Speaking on space, I know that NBC News goes to great effort and expense to anticipate, illustrate, and explain space and missile events -- because I'm part of their consultant team on these themes, on retainer since the shuttle Columbia disaster. Their broadcast, cable, and website stories often lead all other broadcast and print media in getting the story first and getting it accurate, and based on good consultants they avoid many notorious howlers such as that dear-to-the-rightwingers bogus 'Chinese sub missile launch off San Diego' not long ago.
If you want to concentrate on space-related nitpicks and gross thematic errors, there are many, MANY more worthy targets of your whines, all across the political and ideological spectrum. I direct my own fire at them, too -- see www.jamesoberg.com
But misspeaking "Saturn-V" for "Atlas-V"? Give him a break.
Did NBC publish a correction?
Submitted by ThisnThat on Sun, 11/27/2011 - 5:22pm.
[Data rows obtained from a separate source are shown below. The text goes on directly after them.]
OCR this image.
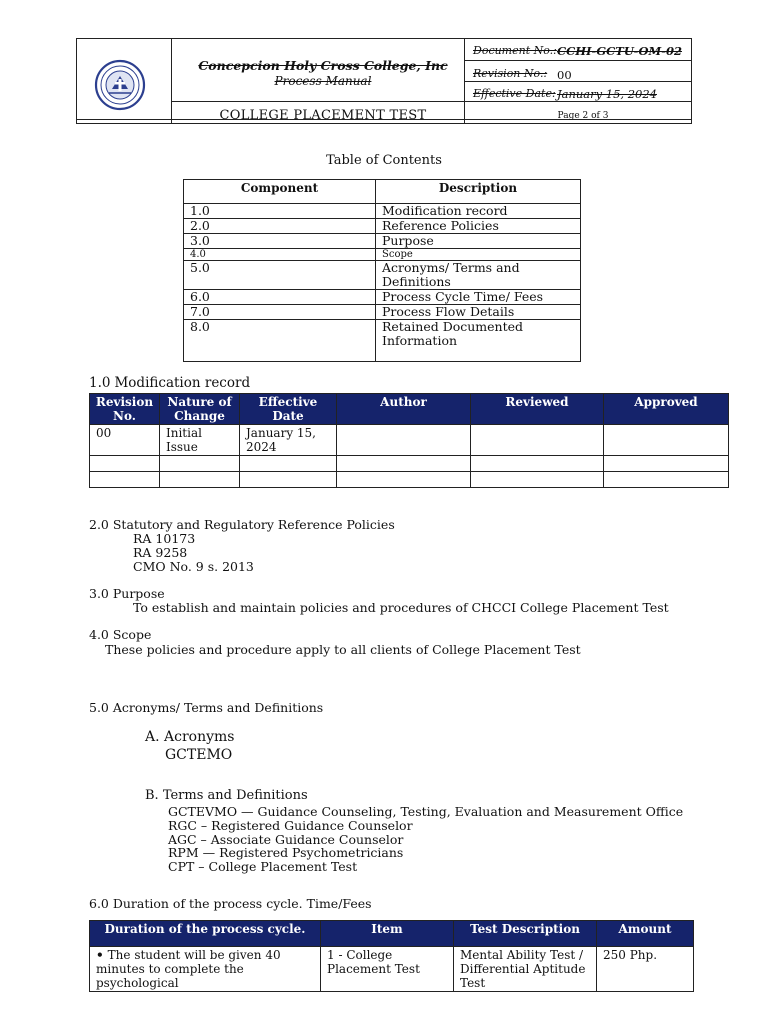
Concepcion Holy Cross College, Inc
Process Manual
COLLEGE PLACEMENT TEST
Document No.: CCHI-GCTU-OM-02
Revision No.: 00
Effective Date: January 15, 2024
Page 2 of 3
Table of Contents
Component	Description
1.0	Modification record
2.0	Reference Policies
3.0	Purpose
4.0	Scope
5.0	Acronyms/ Terms and Definitions
6.0	Process Cycle Time/ Fees
7.0	Process Flow Details
8.0	Retained Documented Information
1.0 Modification record
Revision No.	Nature of Change	Effective Date	Author	Reviewed	Approved
00	Initial Issue	January 15, 2024			

2.0 Statutory and Regulatory Reference Policies
RA 10173
RA 9258
CMO No. 9 s. 2013
3.0 Purpose
To establish and maintain policies and procedures of CHCCI College Placement Test
4.0 Scope
These policies and procedure apply to all clients of College Placement Test
5.0 Acronyms/ Terms and Definitions
A. Acronyms
GCTEMO
B. Terms and Definitions
GCTEVMO — Guidance Counseling, Testing, Evaluation and Measurement Office
RGC – Registered Guidance Counselor
AGC – Associate Guidance Counselor
RPM — Registered Psychometricians
CPT – College Placement Test
6.0 Duration of the process cycle. Time/Fees
Duration of the process cycle.	Item	Test Description	Amount
• The student will be given 40 minutes to complete the psychological	1 - College Placement Test	Mental Ability Test / Differential Aptitude Test	250 Php.
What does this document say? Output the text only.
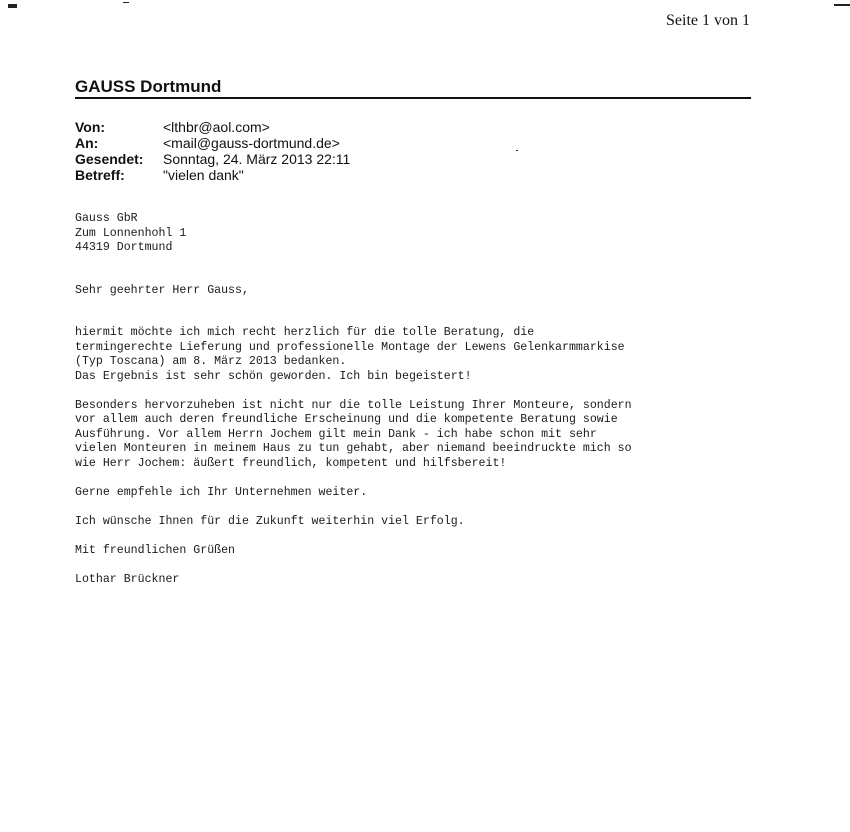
Seite 1 von 1
GAUSS Dortmund
Von:	<lthbr@aol.com>
An:	<mail@gauss-dortmund.de>
Gesendet:	Sonntag, 24. März 2013 22:11
Betreff:	"vielen dank"
Gauss GbR
Zum Lonnenhohl 1
44319 Dortmund
Sehr geehrter Herr Gauss,
hiermit möchte ich mich recht herzlich für die tolle Beratung, die
termingerechte Lieferung und professionelle Montage der Lewens Gelenkarmmarkise
(Typ Toscana) am 8. März 2013 bedanken.
Das Ergebnis ist sehr schön geworden. Ich bin begeistert!
Besonders hervorzuheben ist nicht nur die tolle Leistung Ihrer Monteure, sondern
vor allem auch deren freundliche Erscheinung und die kompetente Beratung sowie
Ausführung. Vor allem Herrn Jochem gilt mein Dank - ich habe schon mit sehr
vielen Monteuren in meinem Haus zu tun gehabt, aber niemand beeindruckte mich so
wie Herr Jochem: äußert freundlich, kompetent und hilfsbereit!
Gerne empfehle ich Ihr Unternehmen weiter.
Ich wünsche Ihnen für die Zukunft weiterhin viel Erfolg.
Mit freundlichen Grüßen
Lothar Brückner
Or, are we all to assume that NBC believes what was said is correct -- and simply leave it at that, so that they can continue to mis-inform us on everything?
__________
“Didn't win the Medal of Honor? Didn't even serve? Then lie about it. We'll support you." — 9th Circuit Court
Yes to the title question. No to the smarmy taunt. Your turn.
Submitted by JimOberg on Mon, 11/28/2011 - 5:19pm.
See http://dailynightly.msnbc.msn.com/
Irony, indeed, JimOberg,--
Submitted by matthewdean on Mon, 11/28/2011 - 5:34pm.
as "Get a life, nit-pickers" is in no way smarmy, now, is it?
MD
Ooh, ooh, Mr. Space Expert, is this nickpick worthy?
Submitted by SickofLibs on Mon, 11/28/2011 - 6:27pm.
Who is this Yuriy Gagarin you speak of?